The Takings Clause of the Fifth Amendment was intended to protect individual property rights. The founders believed that an individual couldn’t be free if his ability to own property was not secure. Private property is no less essential for freedom today than it was in 1791. Without it, we would be completely at the whim of government. You wouldn’t be able to play horseshoes, worship the moon or whatever it is you like to do in your backyard, because your backyard would no longer belong to you.
The Takings Clause placed two limitations on the government’s power to take property: the taking must be for a “public use” and the landowner must receive “just compensation.”
A Supreme Court decision issued last month has so broadly defined “public use” that it is no longer a limitation on the power of eminent domain. Now government can take your land whenever it can make an argument that somebody else can make better use of it, which is virtually always. The potential for abuse is enormous.
For example, your mayor and board of aldermen may take your home and give it to the real estate developer who contributed heavily to their campaigns on the ground that a strip mall would generate more taxes than residential homes. Or your board of selectmen may decide the local newspaper, which just happens to be very critical of the selectmen, would better serve the town as the site of an upscale office park.
As Justice Thomas pointed out in his dissent, “Something has gone seriously awry with this court’s interpretation of the Constitution. Though citizens are safe from the government in their homes, the homes themselves are not.”
Another way the founders sought to protect individual rights was by limiting the power of the federal government. Certain powers were granted to the federal government, while the states got to keep the rest. The Commerce Clause was intended to empower the federal government to regulate trade among the states. But in another decision issued last month, the Supreme Court said that this power can be used to regulate virtually anything.
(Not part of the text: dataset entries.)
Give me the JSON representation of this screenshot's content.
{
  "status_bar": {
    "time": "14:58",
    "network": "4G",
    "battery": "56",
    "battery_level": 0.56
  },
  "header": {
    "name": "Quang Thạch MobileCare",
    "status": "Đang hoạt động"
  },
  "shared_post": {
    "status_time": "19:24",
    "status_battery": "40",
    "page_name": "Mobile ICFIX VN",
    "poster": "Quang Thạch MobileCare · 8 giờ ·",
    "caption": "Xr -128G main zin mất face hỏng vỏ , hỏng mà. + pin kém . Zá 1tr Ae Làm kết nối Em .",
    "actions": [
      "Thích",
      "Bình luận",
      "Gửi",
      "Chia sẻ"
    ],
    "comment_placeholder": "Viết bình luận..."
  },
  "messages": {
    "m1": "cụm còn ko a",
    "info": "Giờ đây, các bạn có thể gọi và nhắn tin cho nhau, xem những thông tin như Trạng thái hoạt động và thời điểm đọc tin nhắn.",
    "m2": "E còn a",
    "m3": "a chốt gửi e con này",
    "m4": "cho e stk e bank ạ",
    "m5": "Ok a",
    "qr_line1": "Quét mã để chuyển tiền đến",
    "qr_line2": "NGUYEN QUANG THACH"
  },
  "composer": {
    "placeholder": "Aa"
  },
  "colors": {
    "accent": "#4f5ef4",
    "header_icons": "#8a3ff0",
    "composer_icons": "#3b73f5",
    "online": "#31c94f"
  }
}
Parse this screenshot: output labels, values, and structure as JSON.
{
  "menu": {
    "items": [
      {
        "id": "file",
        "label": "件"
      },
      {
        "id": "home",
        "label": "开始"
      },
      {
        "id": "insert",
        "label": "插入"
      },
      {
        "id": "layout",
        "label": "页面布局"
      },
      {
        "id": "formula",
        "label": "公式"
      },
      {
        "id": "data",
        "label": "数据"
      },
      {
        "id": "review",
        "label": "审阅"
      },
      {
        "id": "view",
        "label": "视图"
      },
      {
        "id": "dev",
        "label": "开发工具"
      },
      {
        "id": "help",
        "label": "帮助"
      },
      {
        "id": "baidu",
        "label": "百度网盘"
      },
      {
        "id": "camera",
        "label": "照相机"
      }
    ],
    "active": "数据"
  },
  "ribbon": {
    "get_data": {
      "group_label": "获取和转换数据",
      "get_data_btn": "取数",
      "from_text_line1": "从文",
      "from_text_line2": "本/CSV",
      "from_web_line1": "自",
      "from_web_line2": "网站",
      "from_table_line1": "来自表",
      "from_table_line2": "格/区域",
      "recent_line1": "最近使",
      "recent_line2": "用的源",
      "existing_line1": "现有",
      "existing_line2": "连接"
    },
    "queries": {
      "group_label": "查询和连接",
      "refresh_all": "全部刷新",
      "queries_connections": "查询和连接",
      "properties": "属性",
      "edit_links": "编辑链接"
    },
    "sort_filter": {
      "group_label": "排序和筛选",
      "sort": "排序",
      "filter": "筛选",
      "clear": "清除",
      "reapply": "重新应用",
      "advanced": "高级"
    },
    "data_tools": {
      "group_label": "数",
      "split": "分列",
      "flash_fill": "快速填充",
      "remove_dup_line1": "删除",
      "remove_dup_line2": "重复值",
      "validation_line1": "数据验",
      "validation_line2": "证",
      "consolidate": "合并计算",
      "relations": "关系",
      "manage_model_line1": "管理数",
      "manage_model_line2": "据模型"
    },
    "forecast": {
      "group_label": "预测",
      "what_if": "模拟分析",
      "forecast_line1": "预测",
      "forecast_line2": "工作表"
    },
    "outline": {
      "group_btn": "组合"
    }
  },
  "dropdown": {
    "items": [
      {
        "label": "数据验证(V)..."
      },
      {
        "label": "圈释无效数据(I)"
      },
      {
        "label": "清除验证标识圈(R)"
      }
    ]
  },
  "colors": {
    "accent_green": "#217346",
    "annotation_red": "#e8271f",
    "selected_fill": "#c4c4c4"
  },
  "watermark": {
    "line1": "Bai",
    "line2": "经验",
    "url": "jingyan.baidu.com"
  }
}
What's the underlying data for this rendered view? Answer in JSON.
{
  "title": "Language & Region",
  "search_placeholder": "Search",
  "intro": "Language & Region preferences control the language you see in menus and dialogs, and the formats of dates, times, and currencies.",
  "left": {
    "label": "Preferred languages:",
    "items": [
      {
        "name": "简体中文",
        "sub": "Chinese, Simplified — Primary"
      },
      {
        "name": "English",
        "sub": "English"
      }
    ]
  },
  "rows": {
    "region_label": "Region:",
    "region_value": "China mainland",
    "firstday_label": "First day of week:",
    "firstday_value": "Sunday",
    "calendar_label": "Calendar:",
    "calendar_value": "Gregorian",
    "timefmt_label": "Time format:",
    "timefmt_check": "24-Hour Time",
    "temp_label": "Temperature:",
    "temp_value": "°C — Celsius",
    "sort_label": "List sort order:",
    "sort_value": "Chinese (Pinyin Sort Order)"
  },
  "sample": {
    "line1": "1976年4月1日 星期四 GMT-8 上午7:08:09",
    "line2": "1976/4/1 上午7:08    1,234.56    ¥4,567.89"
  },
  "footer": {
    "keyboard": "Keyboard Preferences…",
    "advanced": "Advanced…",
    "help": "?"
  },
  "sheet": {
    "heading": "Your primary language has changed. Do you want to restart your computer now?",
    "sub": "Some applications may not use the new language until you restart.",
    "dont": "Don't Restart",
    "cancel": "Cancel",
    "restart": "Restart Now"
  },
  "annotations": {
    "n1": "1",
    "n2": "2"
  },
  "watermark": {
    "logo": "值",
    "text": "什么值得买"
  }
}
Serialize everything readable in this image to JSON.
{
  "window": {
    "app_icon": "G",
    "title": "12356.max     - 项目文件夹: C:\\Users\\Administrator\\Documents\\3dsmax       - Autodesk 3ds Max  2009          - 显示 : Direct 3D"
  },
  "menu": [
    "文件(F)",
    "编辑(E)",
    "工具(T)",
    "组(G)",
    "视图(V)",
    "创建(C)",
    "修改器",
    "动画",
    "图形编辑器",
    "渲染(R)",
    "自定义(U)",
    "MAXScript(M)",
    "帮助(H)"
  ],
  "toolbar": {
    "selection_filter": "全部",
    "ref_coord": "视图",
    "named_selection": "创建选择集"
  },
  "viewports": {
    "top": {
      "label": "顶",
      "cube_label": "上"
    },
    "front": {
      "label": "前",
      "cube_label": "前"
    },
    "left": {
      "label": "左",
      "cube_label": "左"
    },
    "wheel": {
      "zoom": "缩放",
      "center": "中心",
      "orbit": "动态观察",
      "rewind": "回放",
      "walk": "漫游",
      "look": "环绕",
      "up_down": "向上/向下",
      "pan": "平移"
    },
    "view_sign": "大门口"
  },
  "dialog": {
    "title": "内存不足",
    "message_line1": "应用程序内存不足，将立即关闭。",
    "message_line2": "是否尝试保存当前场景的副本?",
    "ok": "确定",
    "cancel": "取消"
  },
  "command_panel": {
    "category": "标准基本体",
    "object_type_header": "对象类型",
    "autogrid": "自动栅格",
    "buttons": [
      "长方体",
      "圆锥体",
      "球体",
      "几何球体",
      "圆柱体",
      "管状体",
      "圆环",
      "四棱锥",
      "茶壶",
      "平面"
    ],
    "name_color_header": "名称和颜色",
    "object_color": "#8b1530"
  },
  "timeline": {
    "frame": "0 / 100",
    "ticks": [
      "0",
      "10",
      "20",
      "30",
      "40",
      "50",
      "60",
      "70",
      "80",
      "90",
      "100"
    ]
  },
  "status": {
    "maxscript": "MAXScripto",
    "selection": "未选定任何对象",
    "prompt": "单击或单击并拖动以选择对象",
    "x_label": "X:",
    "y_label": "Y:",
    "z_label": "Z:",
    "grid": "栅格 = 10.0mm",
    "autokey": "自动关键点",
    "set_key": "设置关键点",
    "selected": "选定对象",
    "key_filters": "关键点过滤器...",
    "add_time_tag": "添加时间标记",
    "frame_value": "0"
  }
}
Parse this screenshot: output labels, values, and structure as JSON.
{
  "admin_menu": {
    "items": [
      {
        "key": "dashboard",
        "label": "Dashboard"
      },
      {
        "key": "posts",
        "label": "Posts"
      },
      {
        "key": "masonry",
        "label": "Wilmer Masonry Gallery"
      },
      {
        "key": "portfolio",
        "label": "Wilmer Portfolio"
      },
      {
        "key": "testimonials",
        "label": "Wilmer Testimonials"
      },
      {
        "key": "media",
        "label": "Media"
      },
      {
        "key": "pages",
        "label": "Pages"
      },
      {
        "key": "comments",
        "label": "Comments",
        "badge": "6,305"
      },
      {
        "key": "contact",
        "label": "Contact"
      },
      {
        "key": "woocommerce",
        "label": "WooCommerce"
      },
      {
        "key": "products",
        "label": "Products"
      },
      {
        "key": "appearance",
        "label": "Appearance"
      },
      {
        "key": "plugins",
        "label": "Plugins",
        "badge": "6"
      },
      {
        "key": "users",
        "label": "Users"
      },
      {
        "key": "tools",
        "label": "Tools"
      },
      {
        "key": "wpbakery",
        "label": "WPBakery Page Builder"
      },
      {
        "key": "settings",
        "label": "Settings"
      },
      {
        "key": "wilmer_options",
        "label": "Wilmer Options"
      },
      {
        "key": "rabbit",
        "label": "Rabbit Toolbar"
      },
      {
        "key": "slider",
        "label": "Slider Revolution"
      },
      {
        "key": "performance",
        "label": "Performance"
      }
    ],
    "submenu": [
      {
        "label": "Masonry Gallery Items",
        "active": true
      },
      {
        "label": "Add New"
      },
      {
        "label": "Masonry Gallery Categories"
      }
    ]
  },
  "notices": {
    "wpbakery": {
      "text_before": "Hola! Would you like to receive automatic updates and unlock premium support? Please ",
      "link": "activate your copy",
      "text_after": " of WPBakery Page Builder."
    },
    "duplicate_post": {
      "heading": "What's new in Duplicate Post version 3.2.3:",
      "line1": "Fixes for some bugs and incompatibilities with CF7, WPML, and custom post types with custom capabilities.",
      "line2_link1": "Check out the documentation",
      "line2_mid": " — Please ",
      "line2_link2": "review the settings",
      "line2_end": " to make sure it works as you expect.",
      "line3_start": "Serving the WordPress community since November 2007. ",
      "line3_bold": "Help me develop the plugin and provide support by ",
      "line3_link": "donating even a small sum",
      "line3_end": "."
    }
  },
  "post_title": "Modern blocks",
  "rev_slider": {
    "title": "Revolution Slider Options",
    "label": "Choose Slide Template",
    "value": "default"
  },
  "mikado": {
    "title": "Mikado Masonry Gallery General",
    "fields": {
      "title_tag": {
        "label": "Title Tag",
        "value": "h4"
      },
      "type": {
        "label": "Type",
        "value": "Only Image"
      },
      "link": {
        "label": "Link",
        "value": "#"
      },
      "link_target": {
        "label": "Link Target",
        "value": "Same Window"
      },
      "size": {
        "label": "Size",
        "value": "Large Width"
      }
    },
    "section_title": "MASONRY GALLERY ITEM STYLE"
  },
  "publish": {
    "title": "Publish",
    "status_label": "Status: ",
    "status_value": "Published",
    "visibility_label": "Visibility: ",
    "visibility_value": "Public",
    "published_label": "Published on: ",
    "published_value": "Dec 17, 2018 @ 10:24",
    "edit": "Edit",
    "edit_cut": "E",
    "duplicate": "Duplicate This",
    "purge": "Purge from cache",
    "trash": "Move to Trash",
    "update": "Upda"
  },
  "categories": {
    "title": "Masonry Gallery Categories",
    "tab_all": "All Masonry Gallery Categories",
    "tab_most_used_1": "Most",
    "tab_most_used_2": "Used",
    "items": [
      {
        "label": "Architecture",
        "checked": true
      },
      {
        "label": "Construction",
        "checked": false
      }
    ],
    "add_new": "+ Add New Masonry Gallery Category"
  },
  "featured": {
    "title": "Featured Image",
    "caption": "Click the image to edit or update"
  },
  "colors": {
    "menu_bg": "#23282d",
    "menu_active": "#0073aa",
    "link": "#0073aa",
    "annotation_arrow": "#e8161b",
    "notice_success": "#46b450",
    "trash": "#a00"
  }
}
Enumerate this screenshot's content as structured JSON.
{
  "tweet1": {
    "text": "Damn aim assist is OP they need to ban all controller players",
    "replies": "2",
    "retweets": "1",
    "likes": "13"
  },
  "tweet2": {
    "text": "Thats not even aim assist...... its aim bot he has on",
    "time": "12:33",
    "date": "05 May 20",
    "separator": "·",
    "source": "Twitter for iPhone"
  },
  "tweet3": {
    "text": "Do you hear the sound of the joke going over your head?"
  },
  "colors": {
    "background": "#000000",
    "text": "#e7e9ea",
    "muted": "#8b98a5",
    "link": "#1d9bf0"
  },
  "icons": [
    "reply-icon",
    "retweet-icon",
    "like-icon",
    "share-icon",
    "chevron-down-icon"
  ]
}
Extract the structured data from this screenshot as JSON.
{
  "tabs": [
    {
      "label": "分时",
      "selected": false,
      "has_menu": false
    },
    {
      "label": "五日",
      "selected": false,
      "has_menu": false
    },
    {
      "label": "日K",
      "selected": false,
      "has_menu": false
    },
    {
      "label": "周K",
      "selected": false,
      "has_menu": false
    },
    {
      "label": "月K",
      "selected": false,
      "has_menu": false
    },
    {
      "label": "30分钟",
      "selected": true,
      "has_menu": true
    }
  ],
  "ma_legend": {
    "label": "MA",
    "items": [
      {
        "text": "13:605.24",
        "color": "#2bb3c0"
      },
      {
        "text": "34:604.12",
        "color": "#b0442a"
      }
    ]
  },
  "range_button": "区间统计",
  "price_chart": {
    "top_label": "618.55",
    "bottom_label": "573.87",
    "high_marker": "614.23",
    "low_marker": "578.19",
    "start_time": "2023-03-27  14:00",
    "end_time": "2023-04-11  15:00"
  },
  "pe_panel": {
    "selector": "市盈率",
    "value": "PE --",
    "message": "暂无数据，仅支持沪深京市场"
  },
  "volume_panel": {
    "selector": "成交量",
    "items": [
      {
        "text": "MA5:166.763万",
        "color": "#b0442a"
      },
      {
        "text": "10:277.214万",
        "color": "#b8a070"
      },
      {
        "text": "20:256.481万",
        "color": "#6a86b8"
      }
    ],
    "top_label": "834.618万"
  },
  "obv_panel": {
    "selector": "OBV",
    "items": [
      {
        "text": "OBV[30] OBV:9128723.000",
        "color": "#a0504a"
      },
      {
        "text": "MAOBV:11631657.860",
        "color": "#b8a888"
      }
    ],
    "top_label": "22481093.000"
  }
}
The issue was whether a federal law criminalizing home-grown marijuana used for medical purposes was a valid use of the Commerce Clause. The court said it was.
But as Justice Thomas pointed out in his dissenting opinion, the case involved “marijuana that has never been bought or sold, that has never crossed state lines, and that has had no demonstrable effect on the national market for marijuana. If Congress can regulate this under the Commerce Clause, then it can regulate virtually anything — and the Federal Government is no longer one of limited and enumerated powers.”
Which is precisely what the founders didn’t want. And what we shouldn’t want.
When decisions that can be made by state governments are made by the federal government, people outside your state get to tell you how to live your life, which makes you less free.
The good news is that both decisions were 5-4. The bad news is that the two justices who are rumored to be contemplating retirement this year, Rehnquist and O’Connor, were in the minority in both decisions.
Ed Mosca is a Manchester attorney and former chairman of that city’s Republican Party.